Your substitution is the one that will work, but take vela's advice, and write the integrand in terms of sec(u).

 

[Coltjb7]

Rewrite it in terms of $\sec u$.

So I did this two different ways:
A) du/2cos^2u
=1/2 * 1/tanu *du/tanu
=du/2tan^2u
=(3x+1)/2tan^2(3x^2+2x)

OR

B) 1/2 * 1/tanu *du/tanu
=1/2 *cotu *du/tanu
=cot(du)/2tan(u)
=cot(3x+1)/2tan(3x^2+2x)

Which one if wither is correct? Why?

 

[Coltjb7]

So I did this two different ways:
A) du/2cos^2u
=1/2 * 1/tanu *du/tanu
=du/2tan^2u
=(3x+1)/2tan^2(3x^2+2x)

OR

B) 1/2 * 1/tanu *du/tanu
=1/2 *cotu *du/tanu
=cot(du)/2tan(u)
=cot(3x+1)/2tan(3x^2+2x)

Which one if wither is correct? Why?

Sorry, I just totally avoided the sec somehow...
du/2cos^2u
=1/2 * 1/cosu * du/cosu
=1/2 * sec * sec *du
(1/2) sec^2u du
1/2 tanu du
1/2 tan(3x^2+2x)(3x+1)

 

[vela]

So I did this two different ways:
A) du/2cos^2u
=1/2 * 1/tanu *du/tanu
=du/2tan^2u
=(3x+1)/2tan^2(3x^2+2x)

OR

B) 1/2 * 1/tanu *du/tanu
=1/2 *cotu *du/tanu
=cot(du)/2tan(u)
=cot(3x+1)/2tan(3x^2+2x)

Which one if wither is correct? Why?

It's easy enough to check. Differentiate the result and see if you get the integrand back.

 

[Mark44]

Sorry, I just totally avoided the sec somehow...
du/2cos^2u
=1/2 * 1/cosu * du/cosu
=1/2 * sec * sec *du
(1/2) sec^2u du
1/2 tanu du
1/2 tan(3x^2+2x)(3x+1)

I can follow what you're doing, but you don't make any distinction between an integral and the resulting antiderivative. After you have found the antiderivative, the du goes away. If you follow vela's advice, you'll see that you have a mistake in the last line.
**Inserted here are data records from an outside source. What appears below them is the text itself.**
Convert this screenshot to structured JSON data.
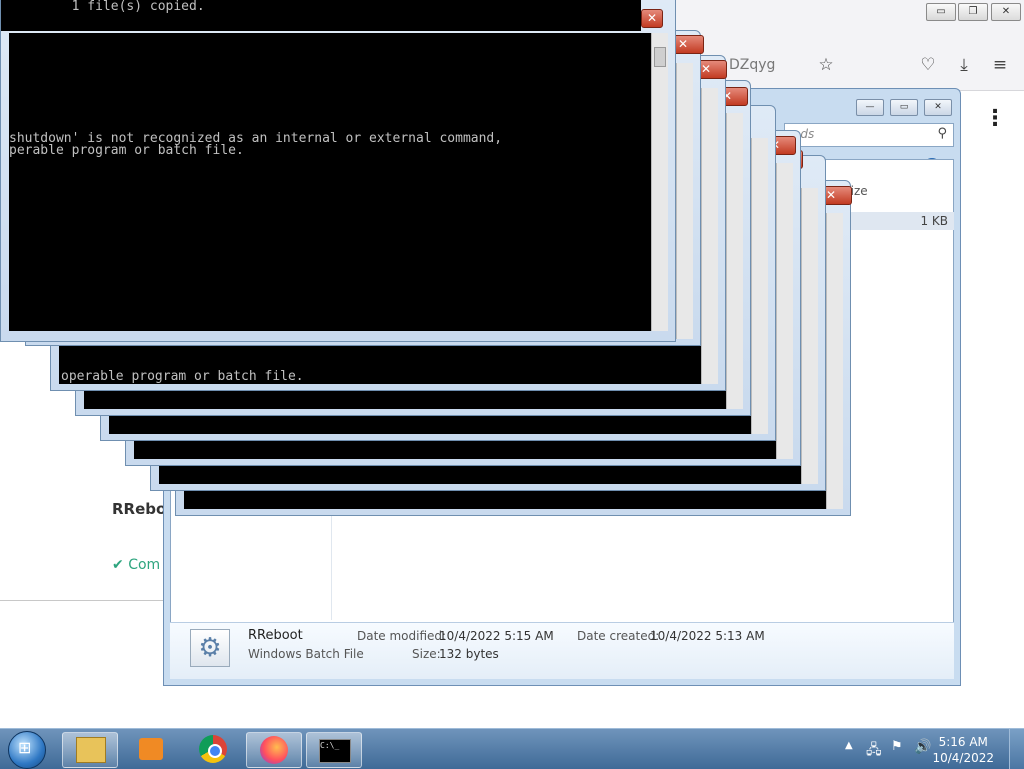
{
  "browser": {
    "url_fragment": "DZqyg",
    "window_buttons": {
      "minimize": "▭",
      "maximize": "❐",
      "close": "✕"
    },
    "page": {
      "heading": "RReboot",
      "status_text": "Com",
      "menu_icon": "⋮"
    }
  },
  "explorer": {
    "search_placeholder": "ads",
    "column_size": "Size",
    "row_size": "1 KB",
    "window_buttons": {
      "minimize": "—",
      "maximize": "▭",
      "close": "✕"
    },
    "details": {
      "name": "RReboot",
      "type": "Windows Batch File",
      "date_modified_label": "Date modified:",
      "date_modified_value": "10/4/2022 5:15 AM",
      "date_created_label": "Date created:",
      "date_created_value": "10/4/2022 5:13 AM",
      "size_label": "Size:",
      "size_value": "132 bytes"
    }
  },
  "console": {
    "top_line": "        1 file(s) copied.",
    "error_line1": "shutdown' is not recognized as an internal or external command,",
    "error_line2": "perable program or batch file.",
    "stack_line": "operable program or batch file.",
    "close_glyph": "✕",
    "min_glyph": "—",
    "max_glyph": "▭"
  },
  "taskbar": {
    "time": "5:16 AM",
    "date": "10/4/2022",
    "cmd_icon_text": "C:\\_"
  },
  "colors": {
    "taskbar": "#3f6a97",
    "close_red": "#c23b22",
    "console_bg": "#000000",
    "check_green": "#2ea57f"
  }
}
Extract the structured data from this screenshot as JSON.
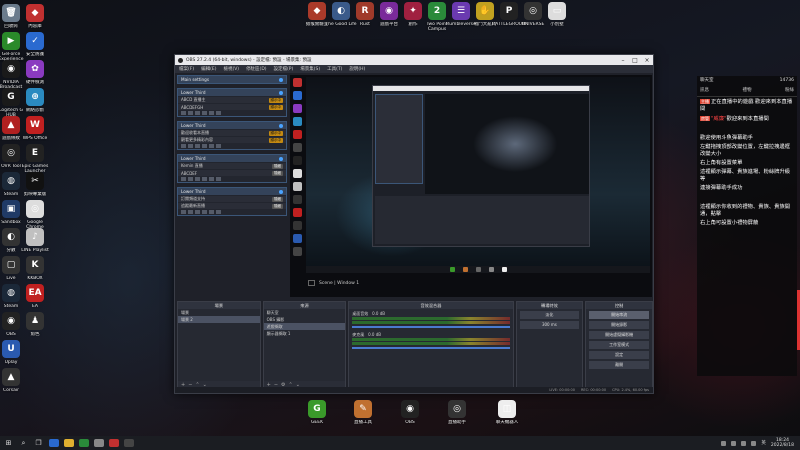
{
  "desktop": {
    "left_icons": [
      {
        "label": "回收筒",
        "color": "#6b7b8c",
        "glyph": "🗑"
      },
      {
        "label": "GeForce Experience",
        "color": "#2a8a2a",
        "glyph": "▶"
      },
      {
        "label": "NVIDIA Broadcast",
        "color": "#1a1a1a",
        "glyph": "◉"
      },
      {
        "label": "Logitech G HUB",
        "color": "#1a1a1a",
        "glyph": "G"
      },
      {
        "label": "遊戲條紋",
        "color": "#b02020",
        "glyph": "▲"
      },
      {
        "label": "OVR Tool",
        "color": "#222",
        "glyph": "◎"
      },
      {
        "label": "Steam",
        "color": "#1b2838",
        "glyph": "◍"
      },
      {
        "label": "Sandbox",
        "color": "#203a66",
        "glyph": "▣"
      },
      {
        "label": "分數",
        "color": "#333",
        "glyph": "◐"
      },
      {
        "label": "Live",
        "color": "#333",
        "glyph": "▢"
      },
      {
        "label": "Steam",
        "color": "#1b2838",
        "glyph": "◍"
      },
      {
        "label": "OBS",
        "color": "#222",
        "glyph": "◉"
      },
      {
        "label": "Uplay",
        "color": "#2a5ab0",
        "glyph": "U"
      },
      {
        "label": "Corsair",
        "color": "#333",
        "glyph": "▲"
      }
    ],
    "second_col_icons": [
      {
        "label": "內容庫",
        "color": "#c03030",
        "glyph": "◆"
      },
      {
        "label": "安全防護",
        "color": "#2a6ad0",
        "glyph": "✓"
      },
      {
        "label": "硬件檢測",
        "color": "#8a3ac0",
        "glyph": "✿"
      },
      {
        "label": "網絡診斷",
        "color": "#2a8ac0",
        "glyph": "⊕"
      },
      {
        "label": "WPS Office",
        "color": "#c02020",
        "glyph": "W"
      },
      {
        "label": "Epic Games Launcher",
        "color": "#222",
        "glyph": "E"
      },
      {
        "label": "剪映專業版",
        "color": "#111",
        "glyph": "✂"
      },
      {
        "label": "Google Chrome",
        "color": "#ddd",
        "glyph": "◎"
      },
      {
        "label": "LINE Playlist",
        "color": "#c0c0c0",
        "glyph": "♪"
      },
      {
        "label": "KKBOX",
        "color": "#333",
        "glyph": "K"
      },
      {
        "label": "EA",
        "color": "#c02020",
        "glyph": "EA"
      },
      {
        "label": "角色",
        "color": "#333",
        "glyph": "♟"
      }
    ],
    "top_icons": [
      {
        "label": "猿猴實驗室",
        "color": "#aa3a2a",
        "glyph": "◆"
      },
      {
        "label": "The Good Life",
        "color": "#3a5a8a",
        "glyph": "◐"
      },
      {
        "label": "Rust",
        "color": "#a03a2a",
        "glyph": "R"
      },
      {
        "label": "遊戲平台",
        "color": "#7a2a9a",
        "glyph": "◉"
      },
      {
        "label": "創作",
        "color": "#a02040",
        "glyph": "✦"
      },
      {
        "label": "Two Point Campus",
        "color": "#2a8a3a",
        "glyph": "2"
      },
      {
        "label": "Rumbleverse",
        "color": "#6a3ab0",
        "glyph": "☰"
      },
      {
        "label": "戰鬥大亂鬥",
        "color": "#c0a020",
        "glyph": "✋"
      },
      {
        "label": "BATTLEGROUNDS",
        "color": "#222",
        "glyph": "P"
      },
      {
        "label": "UNIVERSE",
        "color": "#333",
        "glyph": "◎"
      },
      {
        "label": "小別墅",
        "color": "#ddd",
        "glyph": "▭"
      }
    ],
    "bottom_icons": [
      {
        "label": "GEEK",
        "color": "#3a9a2a",
        "glyph": "G"
      },
      {
        "label": "直播工具",
        "color": "#c07030",
        "glyph": "✎"
      },
      {
        "label": "OBS",
        "color": "#222",
        "glyph": "◉"
      },
      {
        "label": "直播助手",
        "color": "#333",
        "glyph": "◎"
      },
      {
        "label": "聊天機器人",
        "color": "#eee",
        "glyph": "◫"
      }
    ]
  },
  "obs": {
    "title": "OBS 27.2.4 (64-bit, windows) - 設定檔: 預設 - 場景集: 預設",
    "menu": [
      "檔案(F)",
      "編輯(E)",
      "檢視(V)",
      "停駐區(D)",
      "設定檔(P)",
      "場景集(S)",
      "工具(T)",
      "說明(H)"
    ],
    "panels": [
      {
        "title": "Main settings",
        "rows": []
      },
      {
        "title": "Lower Third",
        "rows": [
          {
            "text": "ABCD 直播主",
            "badge": "顯示中"
          },
          {
            "text": "ABCDEFGH",
            "badge": "顯示中"
          }
        ]
      },
      {
        "title": "Lower Third",
        "rows": [
          {
            "text": "歡迎收看本直播",
            "badge": "顯示中"
          },
          {
            "text": "觀看更多精彩內容",
            "badge": "顯示中"
          }
        ]
      },
      {
        "title": "Lower Third",
        "rows": [
          {
            "text": "Kemin 直播",
            "badge": "隱藏"
          },
          {
            "text": "ABCDEF",
            "badge": "隱藏"
          }
        ]
      },
      {
        "title": "Lower Third",
        "rows": [
          {
            "text": "訂閱頻道支持",
            "badge": "隱藏"
          },
          {
            "text": "追蹤最新直播",
            "badge": "隱藏"
          }
        ]
      }
    ],
    "preview_toolbar": "Scene | Window 1",
    "docks": {
      "scenes": {
        "title": "場景",
        "items": [
          "場景",
          "場景 2"
        ]
      },
      "sources": {
        "title": "來源",
        "items": [
          "聊天室",
          "OBS 攝影",
          "遊戲擷取",
          "顯示器擷取 1"
        ]
      },
      "mixer": {
        "title": "音效混合器",
        "channels": [
          {
            "label": "桌面音效",
            "level": "0.0 dB"
          },
          {
            "label": "麥克風",
            "level": "0.0 dB"
          }
        ]
      },
      "transitions": {
        "title": "轉場特效",
        "type": "淡化",
        "duration": "300 ms"
      },
      "controls": {
        "title": "控制",
        "buttons": [
          "開始串流",
          "開始錄影",
          "開始虛擬攝影機",
          "工作室模式",
          "設定",
          "離開"
        ]
      }
    },
    "status": [
      "LIVE: 00:00:00",
      "REC: 00:00:00",
      "CPU: 2.4%, 60.00 fps"
    ]
  },
  "chat": {
    "header_left": "聊天室",
    "header_right": "14736",
    "tabs": [
      "訊息",
      "禮物",
      "粉絲"
    ],
    "messages": [
      {
        "tag": "主播",
        "nick": "",
        "text": "正在直播中的遊戲 歡迎來到本直播間"
      },
      {
        "tag": "房管",
        "nick": "\"威廉\"",
        "text": "歡迎來到本直播間"
      },
      {
        "tag": "",
        "nick": "",
        "text": "歡迎使用斗魚彈幕助手"
      },
      {
        "tag": "",
        "nick": "",
        "text": "左鍵拖拽頂部改變位置，左鍵拉拽邊框改變大小"
      },
      {
        "tag": "",
        "nick": "",
        "text": "右上角有設置菜單"
      },
      {
        "tag": "",
        "nick": "",
        "text": "這裡顯示彈幕、貴族進場、粉絲牌升級等"
      },
      {
        "tag": "",
        "nick": "",
        "text": "連接彈幕助手成功"
      },
      {
        "tag": "",
        "nick": "",
        "text": "這裡顯示你收到的禮物、貴族、貴族開通，點擊"
      },
      {
        "tag": "",
        "nick": "",
        "text": "右上角可設置小禮物屏蔽"
      }
    ]
  },
  "taskbar": {
    "lang": "英",
    "time": "18:24",
    "date": "2022/8/18"
  }
}
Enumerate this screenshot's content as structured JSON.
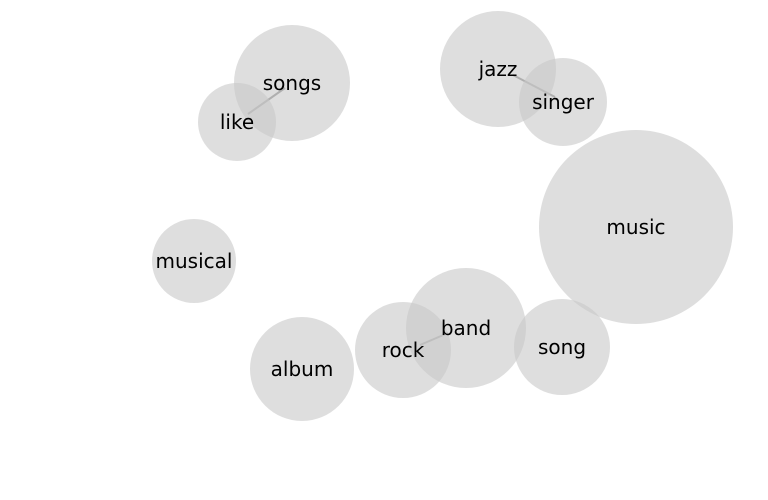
{
  "nodes": [
    {
      "id": "songs",
      "label": "songs"
    },
    {
      "id": "like",
      "label": "like"
    },
    {
      "id": "jazz",
      "label": "jazz"
    },
    {
      "id": "singer",
      "label": "singer"
    },
    {
      "id": "music",
      "label": "music"
    },
    {
      "id": "musical",
      "label": "musical"
    },
    {
      "id": "band",
      "label": "band"
    },
    {
      "id": "rock",
      "label": "rock"
    },
    {
      "id": "song",
      "label": "song"
    },
    {
      "id": "album",
      "label": "album"
    }
  ],
  "links": [
    {
      "source": "like",
      "target": "songs"
    },
    {
      "source": "jazz",
      "target": "singer"
    },
    {
      "source": "rock",
      "target": "band"
    }
  ],
  "colors": {
    "bubble": "#c8c8c8",
    "link": "#8a8a8a",
    "text": "#000000"
  }
}
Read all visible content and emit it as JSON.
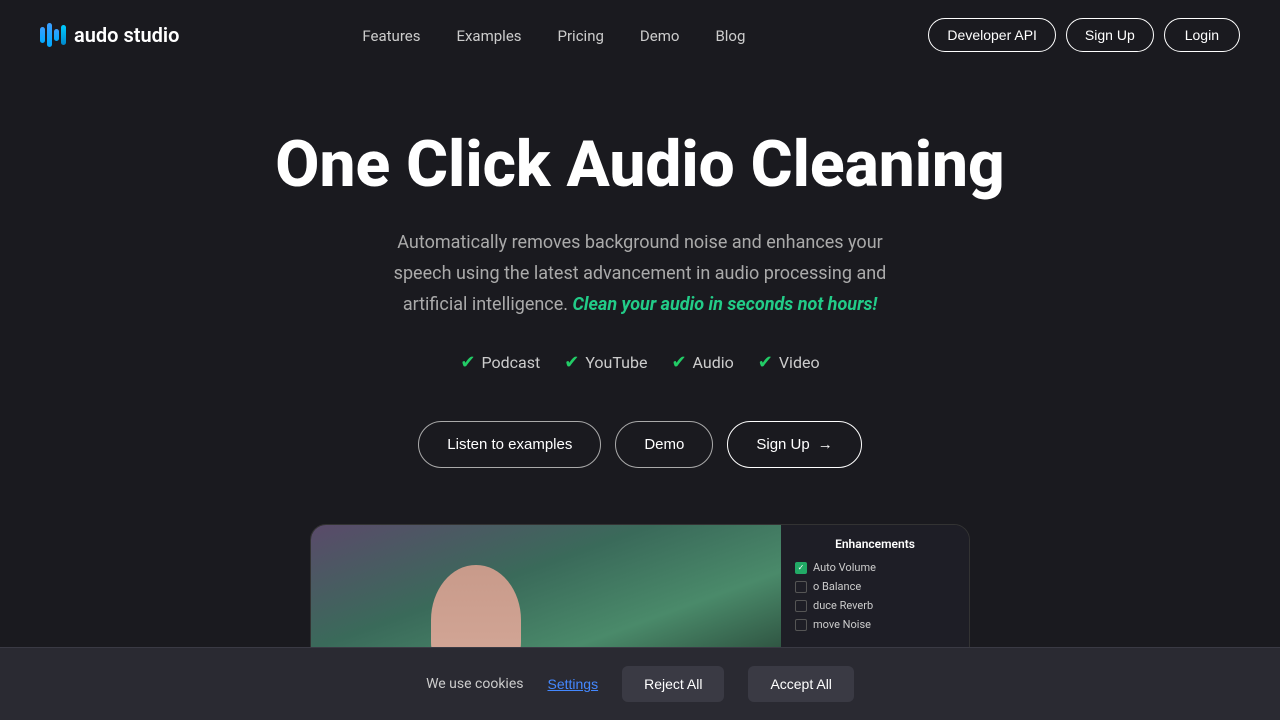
{
  "brand": {
    "name": "audo studio",
    "logo_alt": "Audo Studio Logo"
  },
  "nav": {
    "links": [
      {
        "label": "Features",
        "href": "#"
      },
      {
        "label": "Examples",
        "href": "#"
      },
      {
        "label": "Pricing",
        "href": "#"
      },
      {
        "label": "Demo",
        "href": "#"
      },
      {
        "label": "Blog",
        "href": "#"
      }
    ],
    "developer_api": "Developer API",
    "signup": "Sign Up",
    "login": "Login"
  },
  "hero": {
    "title": "One Click Audio Cleaning",
    "subtitle": "Automatically removes background noise and enhances your speech using the latest advancement in audio processing and artificial intelligence.",
    "highlight": "Clean your audio in seconds not hours!",
    "badges": [
      {
        "label": "Podcast"
      },
      {
        "label": "YouTube"
      },
      {
        "label": "Audio"
      },
      {
        "label": "Video"
      }
    ],
    "btn_listen": "Listen to examples",
    "btn_demo": "Demo",
    "btn_signup": "Sign Up",
    "arrow": "→"
  },
  "preview": {
    "panel_title": "Enhancements",
    "items": [
      {
        "label": "Auto Volume",
        "checked": true
      },
      {
        "label": "o Balance",
        "checked": false
      },
      {
        "label": "duce Reverb",
        "checked": false
      },
      {
        "label": "move Noise",
        "checked": false
      }
    ]
  },
  "cookie": {
    "message": "We use cookies",
    "settings": "Settings",
    "reject": "Reject All",
    "accept": "Accept All"
  }
}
The $\Sigma$ sign on the gray menu bar has all sorts of symbols you can use.

 

[Mark44]

So I did this two different ways:
A) du/2cos^2u
=1/2 * 1/tanu *du/tanu
=du/2tan^2u
=(3x+1)/2tan^2(3x^2+2x)

OR

B) 1/2 * 1/tanu *du/tanu
=1/2 *cotu *du/tanu
=cot(du)/2tan(u)
=cot(3x+1)/2tan(3x^2+2x)

Which one if wither is correct? Why?

Neither. Remember that $\int sec^2(u)du = tan(u) + C$